C. L. : Filmer des employés du chemin de fer pose la question très contemporaine de l'évolution du service public dans une politique gouvernementale néolibérale, en Tunisie comme en France.
E. S. :
En effet, au-delà de la dimension cinématographique et politique de mon envie de départ de faire ce film, le chemin de fer, pour de nombreuses personnes, représente l'identité du pays en en prenant le pouls. Le fait d'avoir choisi cette voie de chemin de fer à l'ouest et qui allait cinquante ans plus tôt jusqu'à Marrakech, n'est pas anodin. Pour moi, c'était très symbolique de traiter une ancienne fierté du pays, la plus grosse entreprise publique tunisienne, une région oubliée du régime, l'ouest du pays étant complètement abandonné. En effet, je n'ai pas choisi de suivre la voie ferrée de la côte Est qui est la voie touristique et qui est mieux entretenue. Ce n'est à cet égard pas un hasard si la voie de l'ouest est dans cet état-là. Pour moi, cela raconte l'histoire du pays sans raconter directement l'Histoire. C'est donc ici tout le passé qui est convoqué tout en parlant de l'avenir puisque les nouvelles générations qui apparaissent à l'écran cherchent à trouver leur place dans cette société publique. Il est ainsi question du malaise de cette jeunesse. Le film pose la question de ce que cela peut signifier être cheminot aujourd'hui alors que le métier est en train de disparaître pour différentes raisons. Le chemin de fer est la symbolique de la manière dont l'État crée ce lien social ou pas et prend le pouls de la situation sociale du pays. Comme en France, je pense que lorsque les cheminots ne sont pas contents ils sont aussi le reflet d'un mal-être général notamment entre les classes sociales.

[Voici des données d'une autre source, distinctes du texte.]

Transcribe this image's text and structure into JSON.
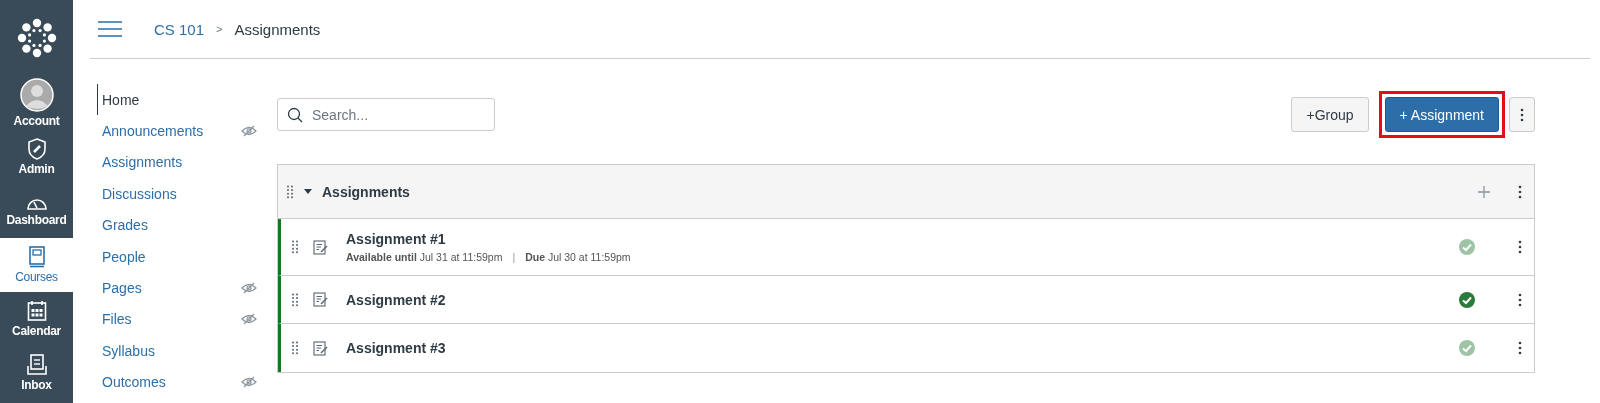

C. L. : On voit dans le film que si la compagnie de fer se maintient, c'est davantage du fait des cheminots que de ses dirigeants. Par là on comprend que la société avance à travers des responsabilités individuelles citoyennes que par des partis politiques obnubilés par l'accès au pouvoir.
E. S. :
Oui, d'ailleurs on me fait souvent remarquer que les passagers sont très peu visibles et les dirigeants officiels de la société n'apparaissent pas devant la caméra. En même temps, cela reflète la réalité du terrain où les dirigeants sont absents. C'est également le reflet de la société tunisienne portée par des initiatives citoyennes. Ce sont en effet des citoyens qui se mobilisent localement pour faire valoir leurs droits, leurs rêves de démocratie et de liberté en Tunisie. J'ai croisé quelques directeurs de la société quand je filmais mais les rendre absents, c'est aussi montrer la réalité d'une présence absence, puisqu'ils sont là sans être là, en fait. Dès lors, la société est portée par ces individus où apparaissent quelques figures héroïques comme celle d'Issameddine Fitati qui agit pour la collectivité.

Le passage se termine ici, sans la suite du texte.